Shatakrutu Saha, legal advisor at KidsChaupal (an edtech platform), remarked that since the rationale for setting the age at 18 flows from provisions in the Indian Contract Act and the Majority Act, it is not likely to be changed. He did, however, note that the Juvenile Justice Act understands the age of majority differently.
Saha shared an interesting insight on how a 16-year-old Indian beat World’s chess champion Magnus Carlsen, “Imagine if this child is restricted by the consent of his guardian, who opposes this talented boy’s decision on which courses to take online—that’s a problematic case scenario.” He also spoke about the difference in approach between India and other global frameworks like the EU, which define a child as anyone who is between the age of 13-16.
The lack of clarity on age gating mechanisms and parental consent provisions was also discussed. Ravi from Qshala said that parents could explore creating pseudonymous accounts for children rather than giving up personal information. However, questions linger over the modalities of using anonymised data to create content and deliver services to both adult users and children. Saha from KidsChaupal noted that age-gating could be risk-based, explaining that such measures are in place for products and services targeting specific age-groups and demographics such as dating and online gaming apps. In these apps and services, the age-gating is done to protect minors from risks associated with such services.

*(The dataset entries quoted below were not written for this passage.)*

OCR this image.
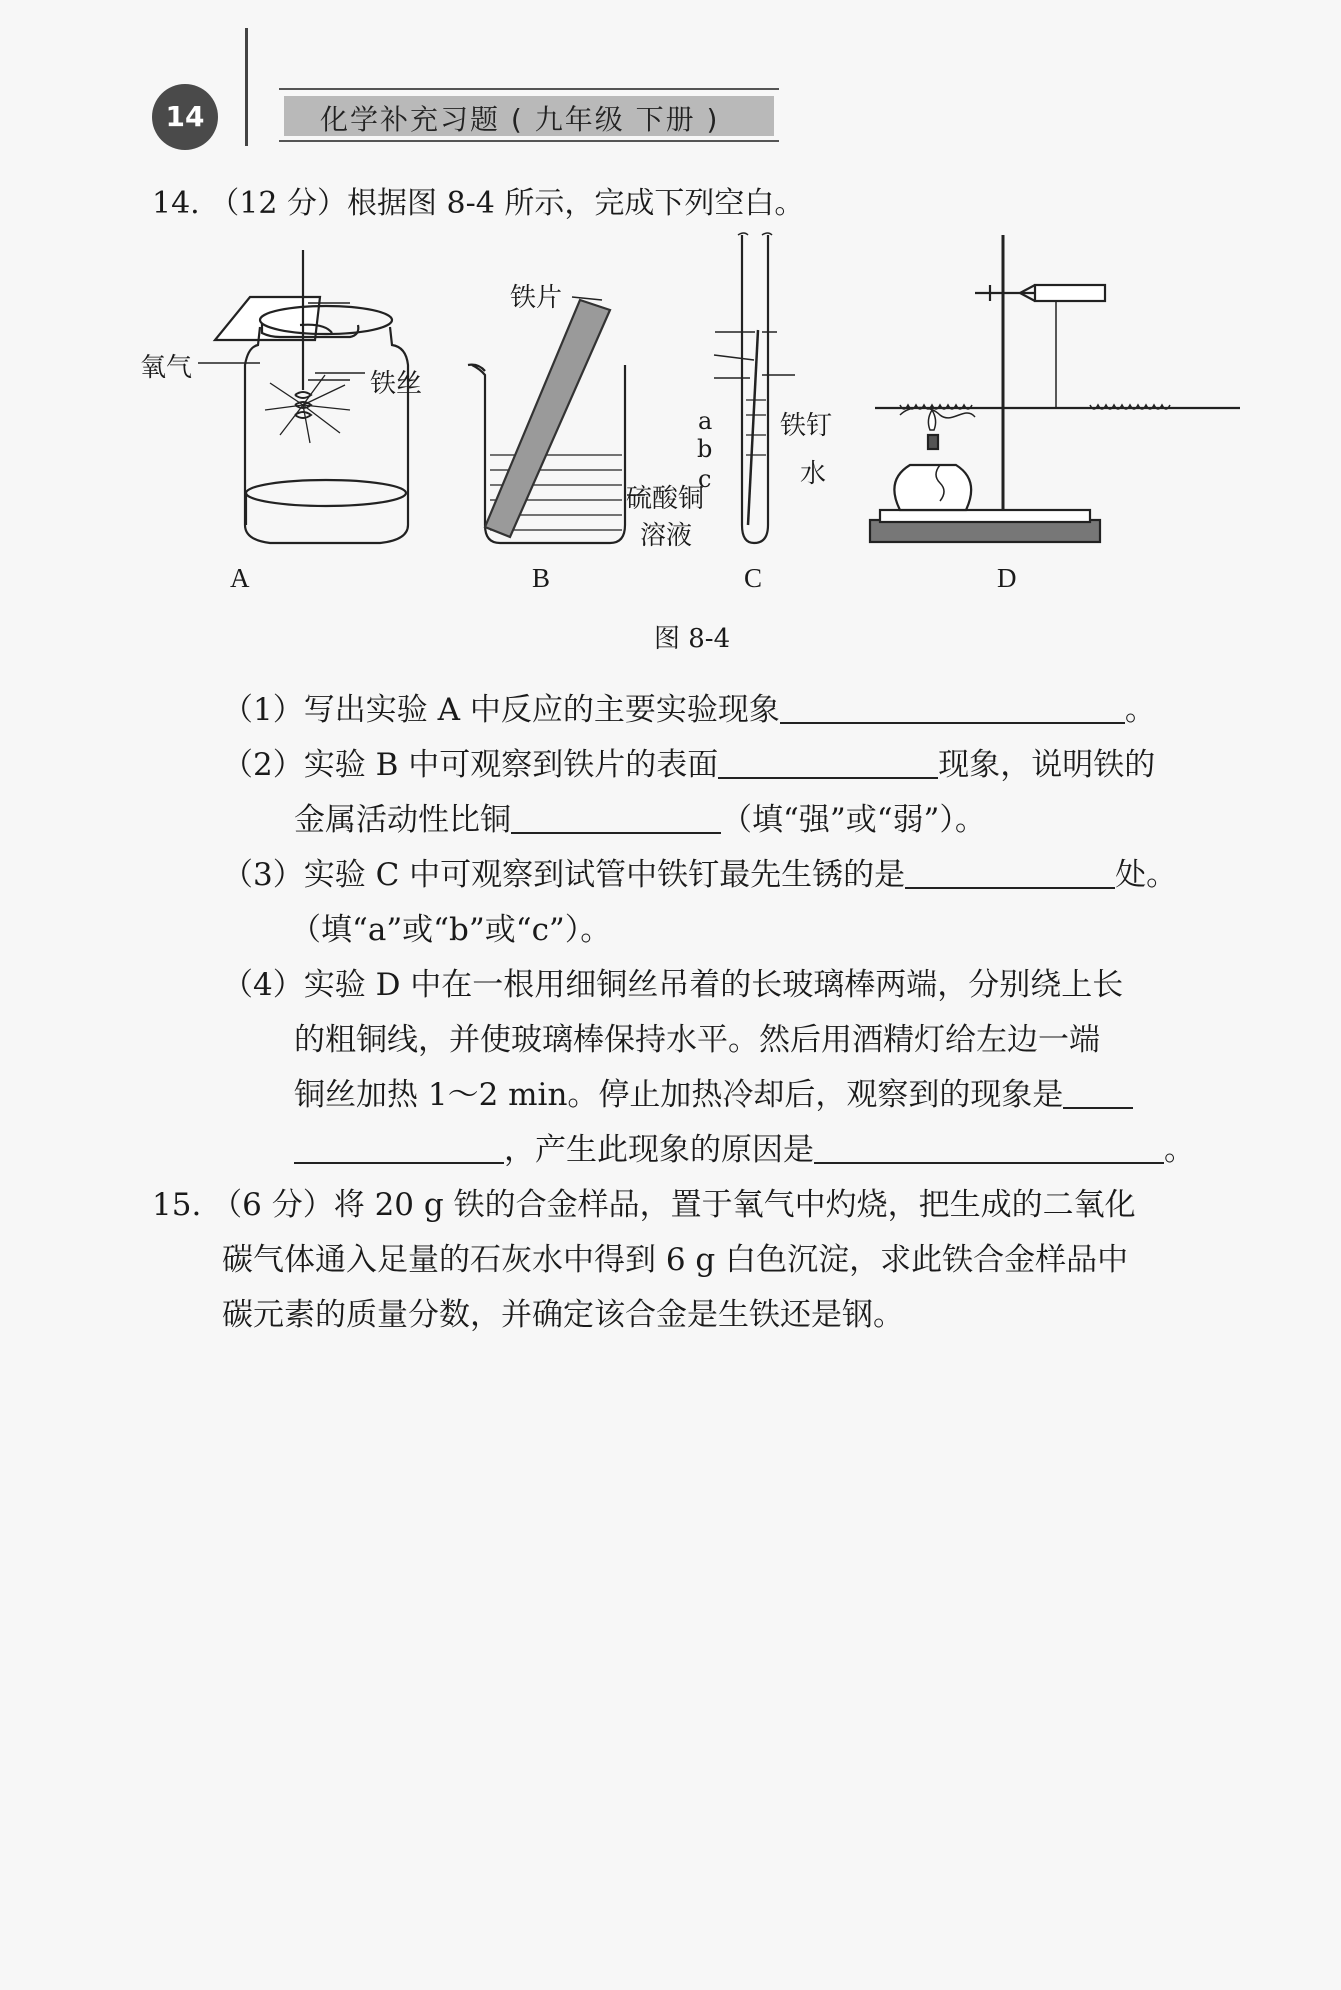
14	化学补充习题 ( 九年级 下册 )
14. （12 分）根据图 8-4 所示，完成下列空白。
A	B	C	D
铁丝
氧气
铁片
硫酸铜
溶液
a
b
c
铁钉
水
图 8-4
（1）写出实验 A 中反应的主要实验现象	。
（2）实验 B 中可观察到铁片的表面	现象，说明铁的
金属活动性比铜	（填“强”或“弱”）。
（3）实验 C 中可观察到试管中铁钉最先生锈的是	处。
（填“a”或“b”或“c”）。
（4）实验 D 中在一根用细铜丝吊着的长玻璃棒两端，分别绕上长
的粗铜线，并使玻璃棒保持水平。然后用酒精灯给左边一端
铜丝加热 1～2 min。停止加热冷却后，观察到的现象是
，产生此现象的原因是	。
15. （6 分）将 20 g 铁的合金样品，置于氧气中灼烧，把生成的二氧化
碳气体通入足量的石灰水中得到 6 g 白色沉淀，求此铁合金样品中
碳元素的质量分数，并确定该合金是生铁还是钢。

Saha added that implementing new features could trigger the definition of harm or tracking in the proposed law. The blanket prohibition on tracking/profiling children’s data and the broad definition of harm could create friction between product design and legal teams in edtech startups
The Proposed Law Needs To Be Interoperable With Global Frameworks To Drive India’s Data Economy
Sreenidhi asked the room if they felt that the proposed law promotes interoperability with global data frameworks and how compliance with the law could impact access to global markets.
Neelakshi Gupta, Legal Associate at Qure.ai (a healthtech platform), posed several questions in terms of global compliances — she asked, “What constitutes as cross-border data transfer? When will the new Standard Contractual Clauses (SCCs) apply? If we sign the SCCs with our customers, can we say that we are in compliance of the Schrems II judgement?”

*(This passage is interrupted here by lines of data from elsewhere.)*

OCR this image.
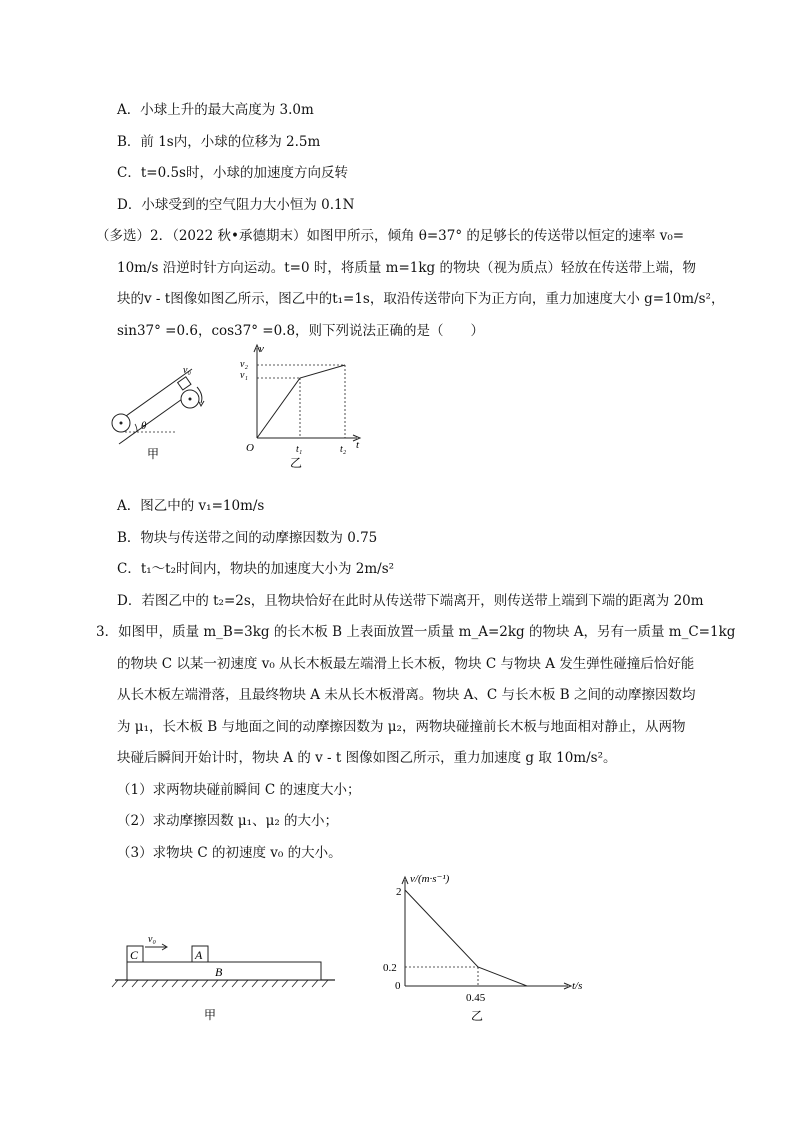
A．小球上升的最大高度为 3.0m
B．前 1s内，小球的位移为 2.5m
C．t=0.5s时，小球的加速度方向反转
D．小球受到的空气阻力大小恒为 0.1N
（多选）2．（2022 秋•承德期末）如图甲所示，倾角 θ=37° 的足够长的传送带以恒定的速率 v₀=
10m/s 沿逆时针方向运动。t=0 时，将质量 m=1kg 的物块（视为质点）轻放在传送带上端，物
块的v - t图像如图乙所示，图乙中的t₁=1s，取沿传送带向下为正方向，重力加速度大小 g=10m/s²，
sin37° =0.6，cos37° =0.8，则下列说法正确的是（　　）
θ
v₀
甲
v
v₂
v₁
O	t₁	t₂ t
乙
A．图乙中的 v₁=10m/s
B．物块与传送带之间的动摩擦因数为 0.75
C．t₁～t₂时间内，物块的加速度大小为 2m/s²
D．若图乙中的 t₂=2s，且物块恰好在此时从传送带下端离开，则传送带上端到下端的距离为 20m
3．如图甲，质量 m_B=3kg 的长木板 B 上表面放置一质量 m_A=2kg 的物块 A，另有一质量 m_C=1kg
的物块 C 以某一初速度 v₀ 从长木板最左端滑上长木板，物块 C 与物块 A 发生弹性碰撞后恰好能
从长木板左端滑落，且最终物块 A 未从长木板滑离。物块 A、C 与长木板 B 之间的动摩擦因数均
为 μ₁，长木板 B 与地面之间的动摩擦因数为 μ₂，两物块碰撞前长木板与地面相对静止，从两物
块碰后瞬间开始计时，物块 A 的 v - t 图像如图乙所示，重力加速度 g 取 10m/s²。
（1）求两物块碰前瞬间 C 的速度大小；
（2）求动摩擦因数 μ₁、μ₂ 的大小；
（3）求物块 C 的初速度 v₀ 的大小。
v₀
C	A
B
甲
v/(m·s⁻¹)
2
0.2
0
0.45
t/s
乙
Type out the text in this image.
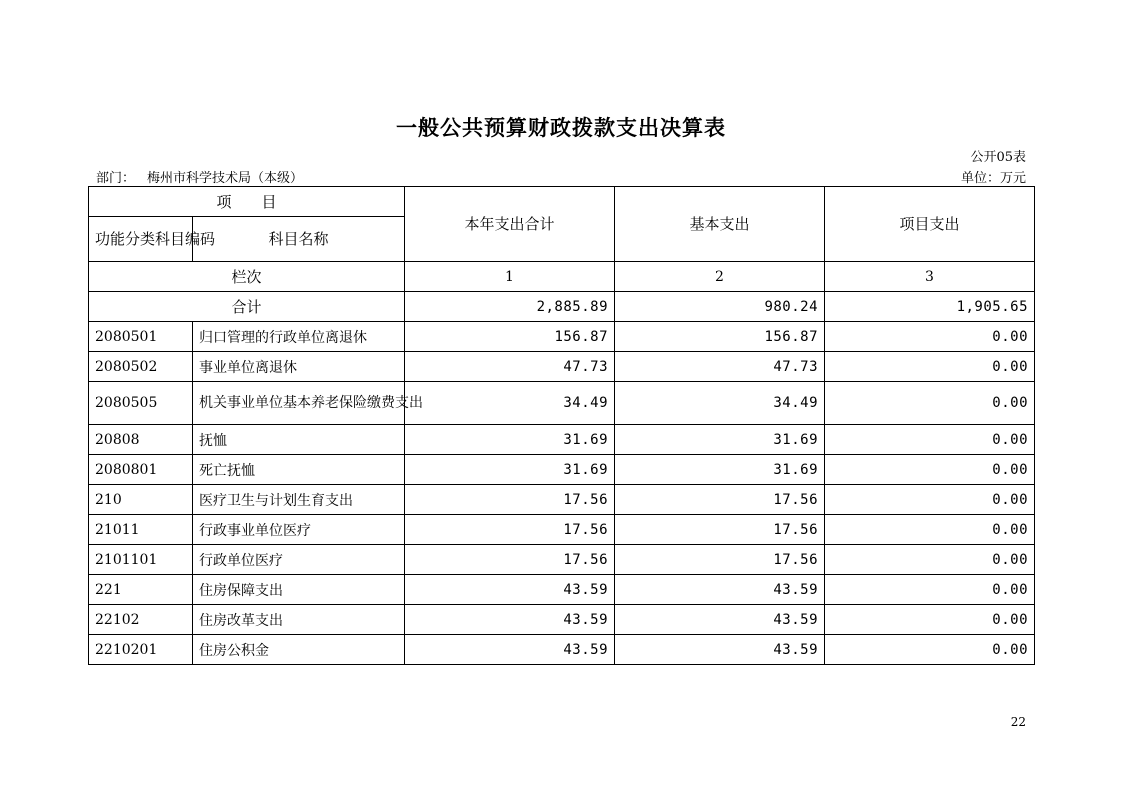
一般公共预算财政拨款支出决算表
公开05表
部门： 梅州市科学技术局（本级）	单位：万元
项　　目		本年支出合计	基本支出	项目支出
功能分类科目编码	科目名称			
栏次		1	2	3
合计		2,885.89	980.24	1,905.65
2080501	归口管理的行政单位离退休	156.87	156.87	0.00
2080502	事业单位离退休	47.73	47.73	0.00
2080505	机关事业单位基本养老保险缴费支出	34.49	34.49	0.00
20808	抚恤	31.69	31.69	0.00
2080801	死亡抚恤	31.69	31.69	0.00
210	医疗卫生与计划生育支出	17.56	17.56	0.00
21011	行政事业单位医疗	17.56	17.56	0.00
2101101	行政单位医疗	17.56	17.56	0.00
221	住房保障支出	43.59	43.59	0.00
22102	住房改革支出	43.59	43.59	0.00
2210201	住房公积金	43.59	43.59	0.00
22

In terms of global compliance strategies, Nambiar from HyperVerge said that the move towards data localisation in several data protection frameworks globally is concerning as the business involves vendors in different geographies. She said that “if we see data localisation becoming more of a global trend then having local data centres in each of these geographies is going to be very expensive for us.”
Varghese from Urban Company agreed that data localisation provisions will create compliance challenges because different countries seem to have a different threshold for localisation. She said that a gold standard for data localisation could be developed that is business friendly and compatible across jurisdictions.
Next Steps On Engaging With Startups’ Concerns
The costs of compliance and the lack of clarity around certain provisions are key concerns for startups. The government’s goal to position India as a major player in the digital economy should be accompanied by an enabling data protection regime. It should allow startups to scale up and tap into global markets.
Currently, the IT Ministry is discussing the recommendations of the JPC and has acknowledged the compliance challenges that come with the law. This is a great opportunity for startups and small businesses to engage with policy makers and call for wider public consultations on the law and work towards mutually beneficial solutions.
*The quotes have been edited and refined to fit the article and the context.